Backbone Size	CUB Acc (%)	Patch Contextualization↑
DINO ViT-B/16	37.1	8.9
DINOv2 ViT-S/14 Reg	83.4	42.9
DINOv2 ViT-B/14 Reg	88.3	43.9
DINOv2 ViT-L/14 Reg	86.5	2.2

Key Findings¶

Register tokens are essential: Without register tokens, the spatial information quality of patch embeddings deteriorates, causing approximately 5% accuracy drop.
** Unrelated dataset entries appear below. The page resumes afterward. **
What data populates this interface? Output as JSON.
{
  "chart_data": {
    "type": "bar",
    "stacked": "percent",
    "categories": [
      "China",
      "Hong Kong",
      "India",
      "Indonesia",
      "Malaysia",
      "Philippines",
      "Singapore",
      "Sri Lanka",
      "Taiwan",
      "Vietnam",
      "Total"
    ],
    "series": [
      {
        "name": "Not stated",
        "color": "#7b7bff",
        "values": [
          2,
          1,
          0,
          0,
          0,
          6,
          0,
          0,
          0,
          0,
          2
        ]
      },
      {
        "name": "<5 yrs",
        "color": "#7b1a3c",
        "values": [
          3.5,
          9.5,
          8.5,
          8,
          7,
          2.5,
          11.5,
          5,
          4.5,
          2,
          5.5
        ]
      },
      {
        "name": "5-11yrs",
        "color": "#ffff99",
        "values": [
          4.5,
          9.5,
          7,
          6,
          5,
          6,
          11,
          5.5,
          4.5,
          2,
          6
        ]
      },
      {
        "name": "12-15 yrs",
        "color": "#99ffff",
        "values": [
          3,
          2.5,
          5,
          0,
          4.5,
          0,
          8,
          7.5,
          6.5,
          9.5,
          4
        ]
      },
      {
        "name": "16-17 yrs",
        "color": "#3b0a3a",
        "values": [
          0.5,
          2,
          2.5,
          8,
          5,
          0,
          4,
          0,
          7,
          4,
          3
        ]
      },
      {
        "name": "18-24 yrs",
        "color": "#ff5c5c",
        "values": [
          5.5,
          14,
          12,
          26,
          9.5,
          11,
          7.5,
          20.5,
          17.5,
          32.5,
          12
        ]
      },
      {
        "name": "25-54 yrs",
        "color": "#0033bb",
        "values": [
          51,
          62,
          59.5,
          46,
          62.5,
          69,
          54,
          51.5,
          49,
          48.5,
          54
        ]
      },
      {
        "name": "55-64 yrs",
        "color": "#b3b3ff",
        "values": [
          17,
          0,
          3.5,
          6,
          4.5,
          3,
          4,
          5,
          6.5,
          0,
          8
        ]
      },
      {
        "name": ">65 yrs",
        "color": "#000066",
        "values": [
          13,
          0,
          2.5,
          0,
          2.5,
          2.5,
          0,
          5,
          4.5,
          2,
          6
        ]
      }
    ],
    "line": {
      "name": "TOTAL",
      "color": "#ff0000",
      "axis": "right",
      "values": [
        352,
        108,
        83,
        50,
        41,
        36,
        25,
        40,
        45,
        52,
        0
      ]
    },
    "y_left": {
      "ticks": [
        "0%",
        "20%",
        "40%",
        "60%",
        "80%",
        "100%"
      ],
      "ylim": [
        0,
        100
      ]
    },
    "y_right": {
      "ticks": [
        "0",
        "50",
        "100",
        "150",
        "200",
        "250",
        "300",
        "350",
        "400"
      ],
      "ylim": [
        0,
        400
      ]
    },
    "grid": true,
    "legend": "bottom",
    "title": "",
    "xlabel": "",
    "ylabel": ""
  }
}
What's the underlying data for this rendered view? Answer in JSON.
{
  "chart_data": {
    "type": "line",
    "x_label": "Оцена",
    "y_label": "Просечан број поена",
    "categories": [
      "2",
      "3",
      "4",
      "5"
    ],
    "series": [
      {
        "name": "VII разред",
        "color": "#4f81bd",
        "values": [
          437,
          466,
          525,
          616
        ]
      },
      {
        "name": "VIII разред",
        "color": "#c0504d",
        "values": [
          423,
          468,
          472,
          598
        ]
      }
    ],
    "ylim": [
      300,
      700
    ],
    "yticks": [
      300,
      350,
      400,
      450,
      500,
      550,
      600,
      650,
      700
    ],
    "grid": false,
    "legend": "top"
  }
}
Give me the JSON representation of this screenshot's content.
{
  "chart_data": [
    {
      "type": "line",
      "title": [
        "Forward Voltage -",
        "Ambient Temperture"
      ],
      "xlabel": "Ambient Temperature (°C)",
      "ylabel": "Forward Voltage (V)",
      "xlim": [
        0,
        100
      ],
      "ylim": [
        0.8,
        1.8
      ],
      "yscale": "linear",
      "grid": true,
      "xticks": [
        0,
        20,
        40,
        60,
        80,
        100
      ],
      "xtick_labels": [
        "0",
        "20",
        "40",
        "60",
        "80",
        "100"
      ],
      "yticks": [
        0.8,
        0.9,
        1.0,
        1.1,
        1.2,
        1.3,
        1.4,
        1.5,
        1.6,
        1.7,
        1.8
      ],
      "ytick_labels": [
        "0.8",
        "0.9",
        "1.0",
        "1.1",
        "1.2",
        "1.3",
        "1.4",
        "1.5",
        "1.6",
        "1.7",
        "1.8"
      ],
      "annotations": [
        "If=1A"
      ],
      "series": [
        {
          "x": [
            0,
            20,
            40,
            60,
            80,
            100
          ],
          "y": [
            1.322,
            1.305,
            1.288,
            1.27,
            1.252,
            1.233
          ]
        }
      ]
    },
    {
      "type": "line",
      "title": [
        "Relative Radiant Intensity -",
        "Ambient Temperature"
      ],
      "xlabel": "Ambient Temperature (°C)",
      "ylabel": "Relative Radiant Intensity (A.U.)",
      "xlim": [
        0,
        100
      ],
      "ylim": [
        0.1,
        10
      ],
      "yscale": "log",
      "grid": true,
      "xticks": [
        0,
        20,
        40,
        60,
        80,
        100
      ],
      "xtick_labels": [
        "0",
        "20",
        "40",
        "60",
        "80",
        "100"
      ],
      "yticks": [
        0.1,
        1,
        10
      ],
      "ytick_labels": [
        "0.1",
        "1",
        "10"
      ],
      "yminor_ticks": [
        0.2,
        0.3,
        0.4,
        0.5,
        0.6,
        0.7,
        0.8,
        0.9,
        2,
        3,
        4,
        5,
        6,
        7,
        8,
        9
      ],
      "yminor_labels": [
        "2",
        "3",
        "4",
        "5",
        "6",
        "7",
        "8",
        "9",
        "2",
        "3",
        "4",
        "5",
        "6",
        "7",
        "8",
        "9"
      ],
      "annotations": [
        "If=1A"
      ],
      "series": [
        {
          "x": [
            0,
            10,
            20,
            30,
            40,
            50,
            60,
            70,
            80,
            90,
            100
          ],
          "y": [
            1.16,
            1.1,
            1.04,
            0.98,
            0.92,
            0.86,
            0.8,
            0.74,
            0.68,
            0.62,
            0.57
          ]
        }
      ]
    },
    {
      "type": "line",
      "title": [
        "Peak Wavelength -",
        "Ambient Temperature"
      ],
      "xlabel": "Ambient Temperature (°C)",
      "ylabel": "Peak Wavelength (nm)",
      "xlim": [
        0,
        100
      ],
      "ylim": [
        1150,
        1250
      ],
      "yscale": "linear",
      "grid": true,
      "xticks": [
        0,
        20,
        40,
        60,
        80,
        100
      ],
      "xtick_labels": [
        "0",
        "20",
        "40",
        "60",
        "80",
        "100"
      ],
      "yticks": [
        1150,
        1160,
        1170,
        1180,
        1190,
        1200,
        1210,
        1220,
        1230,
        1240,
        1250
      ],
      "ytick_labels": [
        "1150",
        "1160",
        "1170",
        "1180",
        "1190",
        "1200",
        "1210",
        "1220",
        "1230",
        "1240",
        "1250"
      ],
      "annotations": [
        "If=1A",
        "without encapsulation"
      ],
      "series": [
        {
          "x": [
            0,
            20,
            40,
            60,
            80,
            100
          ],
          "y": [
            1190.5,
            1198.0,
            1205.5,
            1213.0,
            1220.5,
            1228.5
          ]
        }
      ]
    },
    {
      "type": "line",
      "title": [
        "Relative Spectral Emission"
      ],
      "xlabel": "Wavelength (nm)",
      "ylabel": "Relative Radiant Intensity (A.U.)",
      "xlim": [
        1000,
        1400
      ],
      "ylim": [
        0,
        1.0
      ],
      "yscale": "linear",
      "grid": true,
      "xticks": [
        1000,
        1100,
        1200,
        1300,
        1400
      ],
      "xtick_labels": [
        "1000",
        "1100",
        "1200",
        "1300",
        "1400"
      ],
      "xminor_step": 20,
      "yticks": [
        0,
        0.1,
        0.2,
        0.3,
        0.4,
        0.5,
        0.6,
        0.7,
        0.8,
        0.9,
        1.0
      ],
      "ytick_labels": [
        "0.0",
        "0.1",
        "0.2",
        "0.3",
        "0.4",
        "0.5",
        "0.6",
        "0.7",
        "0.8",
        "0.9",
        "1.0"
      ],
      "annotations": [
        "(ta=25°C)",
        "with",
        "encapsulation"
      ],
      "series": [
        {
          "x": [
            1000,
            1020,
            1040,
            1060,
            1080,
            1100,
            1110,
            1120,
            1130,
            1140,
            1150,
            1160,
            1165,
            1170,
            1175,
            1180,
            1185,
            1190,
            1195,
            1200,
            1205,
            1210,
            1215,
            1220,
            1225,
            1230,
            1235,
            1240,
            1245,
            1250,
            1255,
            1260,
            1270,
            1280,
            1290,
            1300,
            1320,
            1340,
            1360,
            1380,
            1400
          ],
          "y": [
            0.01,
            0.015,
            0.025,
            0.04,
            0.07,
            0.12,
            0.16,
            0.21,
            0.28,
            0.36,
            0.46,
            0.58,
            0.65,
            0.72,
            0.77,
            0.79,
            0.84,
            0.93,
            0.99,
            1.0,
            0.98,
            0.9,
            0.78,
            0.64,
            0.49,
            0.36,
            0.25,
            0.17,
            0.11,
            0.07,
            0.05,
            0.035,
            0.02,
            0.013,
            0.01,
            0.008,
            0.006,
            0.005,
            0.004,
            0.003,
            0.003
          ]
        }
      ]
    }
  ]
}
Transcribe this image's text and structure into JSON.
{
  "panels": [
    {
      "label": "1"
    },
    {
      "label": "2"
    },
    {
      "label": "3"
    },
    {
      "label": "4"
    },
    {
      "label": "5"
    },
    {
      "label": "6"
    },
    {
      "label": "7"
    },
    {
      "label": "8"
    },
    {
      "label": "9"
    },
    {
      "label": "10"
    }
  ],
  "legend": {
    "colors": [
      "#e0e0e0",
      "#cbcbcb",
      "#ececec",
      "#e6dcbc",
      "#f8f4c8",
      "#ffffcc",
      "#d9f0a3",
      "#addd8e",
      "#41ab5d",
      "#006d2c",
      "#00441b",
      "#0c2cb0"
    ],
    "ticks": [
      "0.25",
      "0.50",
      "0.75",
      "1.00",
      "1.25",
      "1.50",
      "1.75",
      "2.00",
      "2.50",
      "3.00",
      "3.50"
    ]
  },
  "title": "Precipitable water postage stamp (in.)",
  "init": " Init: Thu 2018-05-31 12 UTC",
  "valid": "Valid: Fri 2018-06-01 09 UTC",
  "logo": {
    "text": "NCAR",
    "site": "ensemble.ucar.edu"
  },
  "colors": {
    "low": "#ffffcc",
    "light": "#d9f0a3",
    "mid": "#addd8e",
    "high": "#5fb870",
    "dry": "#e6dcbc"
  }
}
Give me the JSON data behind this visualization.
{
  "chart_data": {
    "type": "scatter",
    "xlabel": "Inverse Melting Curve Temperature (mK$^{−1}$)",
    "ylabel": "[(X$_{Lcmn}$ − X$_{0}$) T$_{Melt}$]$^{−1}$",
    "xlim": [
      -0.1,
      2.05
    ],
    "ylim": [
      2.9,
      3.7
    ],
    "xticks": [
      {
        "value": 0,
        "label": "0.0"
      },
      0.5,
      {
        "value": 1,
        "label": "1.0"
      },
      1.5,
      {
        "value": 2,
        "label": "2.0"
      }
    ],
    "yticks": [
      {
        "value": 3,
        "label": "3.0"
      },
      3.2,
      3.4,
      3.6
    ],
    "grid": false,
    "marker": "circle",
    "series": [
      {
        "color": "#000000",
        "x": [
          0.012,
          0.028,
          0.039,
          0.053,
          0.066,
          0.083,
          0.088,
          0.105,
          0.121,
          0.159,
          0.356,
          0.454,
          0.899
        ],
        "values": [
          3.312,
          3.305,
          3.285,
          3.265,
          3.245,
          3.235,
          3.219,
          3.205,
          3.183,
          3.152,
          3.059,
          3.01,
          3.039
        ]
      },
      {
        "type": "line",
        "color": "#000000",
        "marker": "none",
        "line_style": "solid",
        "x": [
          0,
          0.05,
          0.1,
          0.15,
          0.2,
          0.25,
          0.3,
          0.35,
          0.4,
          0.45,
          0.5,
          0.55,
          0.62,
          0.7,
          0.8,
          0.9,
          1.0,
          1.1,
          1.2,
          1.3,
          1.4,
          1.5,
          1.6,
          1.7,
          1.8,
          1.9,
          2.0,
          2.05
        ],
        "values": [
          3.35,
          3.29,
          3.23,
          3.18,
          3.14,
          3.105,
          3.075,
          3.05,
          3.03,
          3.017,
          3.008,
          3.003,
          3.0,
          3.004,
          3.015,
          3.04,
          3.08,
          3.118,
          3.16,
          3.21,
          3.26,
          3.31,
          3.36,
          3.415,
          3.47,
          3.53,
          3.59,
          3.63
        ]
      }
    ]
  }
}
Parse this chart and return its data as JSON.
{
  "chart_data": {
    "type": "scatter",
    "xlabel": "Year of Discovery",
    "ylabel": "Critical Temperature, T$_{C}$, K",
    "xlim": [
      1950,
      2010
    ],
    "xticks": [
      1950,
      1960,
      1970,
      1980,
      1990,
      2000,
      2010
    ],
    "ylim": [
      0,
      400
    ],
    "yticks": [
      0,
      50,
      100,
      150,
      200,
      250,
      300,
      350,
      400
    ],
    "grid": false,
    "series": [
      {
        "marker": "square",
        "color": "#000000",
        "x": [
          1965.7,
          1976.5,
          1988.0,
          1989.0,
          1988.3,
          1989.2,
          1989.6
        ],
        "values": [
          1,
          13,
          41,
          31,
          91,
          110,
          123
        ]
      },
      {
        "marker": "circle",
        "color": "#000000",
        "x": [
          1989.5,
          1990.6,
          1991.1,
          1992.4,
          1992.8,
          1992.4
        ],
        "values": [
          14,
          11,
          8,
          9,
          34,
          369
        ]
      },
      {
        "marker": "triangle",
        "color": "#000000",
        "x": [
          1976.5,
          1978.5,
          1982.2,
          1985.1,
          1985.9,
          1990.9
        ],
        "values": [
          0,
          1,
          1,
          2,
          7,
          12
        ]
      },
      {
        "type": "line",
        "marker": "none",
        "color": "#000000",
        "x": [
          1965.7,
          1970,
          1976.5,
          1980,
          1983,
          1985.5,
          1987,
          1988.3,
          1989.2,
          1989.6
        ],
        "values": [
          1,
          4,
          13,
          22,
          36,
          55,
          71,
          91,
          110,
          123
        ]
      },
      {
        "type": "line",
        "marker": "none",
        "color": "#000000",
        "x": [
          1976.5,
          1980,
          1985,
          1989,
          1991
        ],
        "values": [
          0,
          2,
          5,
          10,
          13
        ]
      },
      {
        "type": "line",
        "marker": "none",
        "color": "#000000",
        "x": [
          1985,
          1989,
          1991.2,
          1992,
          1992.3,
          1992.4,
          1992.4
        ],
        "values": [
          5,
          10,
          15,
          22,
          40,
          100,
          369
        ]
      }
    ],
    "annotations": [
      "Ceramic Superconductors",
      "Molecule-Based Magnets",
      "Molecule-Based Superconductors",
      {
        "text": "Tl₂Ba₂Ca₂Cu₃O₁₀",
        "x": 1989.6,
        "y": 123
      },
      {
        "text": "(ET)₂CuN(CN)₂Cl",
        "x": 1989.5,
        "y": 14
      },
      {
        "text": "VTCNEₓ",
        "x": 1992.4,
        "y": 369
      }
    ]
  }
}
Register tokens prevent patches from acting as "artifact tokens" that store global context.
Plausibility and accuracy are strongly correlated: The \(\mathcal{L}_{\text{L1-FM}}\) loss jointly improves both metrics, indicating that directing model attention toward object regions is intrinsically beneficial for classification.
The compactness–accuracy trade-off is minimal: Reducing features per class from 5 to 4 (Compact variant) incurs negligible accuracy loss.
Illustrative bird classification case: When distinguishing Brewer's Blackbird from Rusty Blackbird, the model automatically localizes to the beak region — precisely the discriminative cue used by ornithological experts.

Highlights & Insights¶

Non-interpretable models are not necessarily more accurate: DINO-QPM, operating under the extreme sparsity constraint of 50 total features with only 5 per class, outperforms linear probing that uses 768 features.
Counter-intuitive architectural choice: Discarding the CLS token — the standard choice in classification literature — yields superior results, as globally interpretable representations constructed directly from local evidence are both more interpretable and more effective than opaque pre-aggregated representations.
Exceptional training efficiency: Because the backbone is fully frozen, patch embeddings can be precomputed, reducing per-epoch training time to approximately 6 seconds.
Well-designed Plausibility metric: The use of dilated masks to handle patch boundary effects prevents unfair penalization of activations on precise object contours.

Limitations & Future Work¶

Validation is limited to fine-grained classification benchmarks (CUB-2011, Stanford Cars); generalization to generic image classification remains to be tested.
Performance degrades with the ViT-L backbone, suggesting that adapter design may need to be tailored to different backbone scales.
The quadratic programming feature selection is performed once and does not adapt dynamically during training, potentially limiting the discovery of optimal feature combinations.
The fixed allocation of 5 features per class does not account for varying class complexity, which may warrant adaptive feature budgets.

QPM / ChiQPM: End-to-end trainable interpretable models based on quadratic programming; this work transfers the paradigm to frozen backbones.
Post-hoc CBM: Achieves interpretable classification via textual concepts, but depends on external language models and lacks spatial localization.
ProtoViT / Zhu et al.: Prototype-based interpretable methods that require backbone fine-tuning for prototype clustering.
Insight: The paradigm of frozen backbone + lightweight adapter as an efficient interpretable solution merits further exploration across a broader range of visual tasks.

Rating¶

Novelty: ⭐⭐⭐⭐ — Transferring QPM to frozen visual foundation models is a natural yet effective contribution.
Experimental Thoroughness: ⭐⭐⭐⭐⭐ — Ablations are comprehensive, metrics are rigorously designed, and cross-backbone validation is complete.
Writing Quality: ⭐⭐⭐⭐⭐ — Mathematical derivations are clear, and visualizations are outstanding (the bird feature localization case study is particularly compelling).
Value: ⭐⭐⭐⭐ — Provides a strong tool for interpretable classification with frozen foundation models.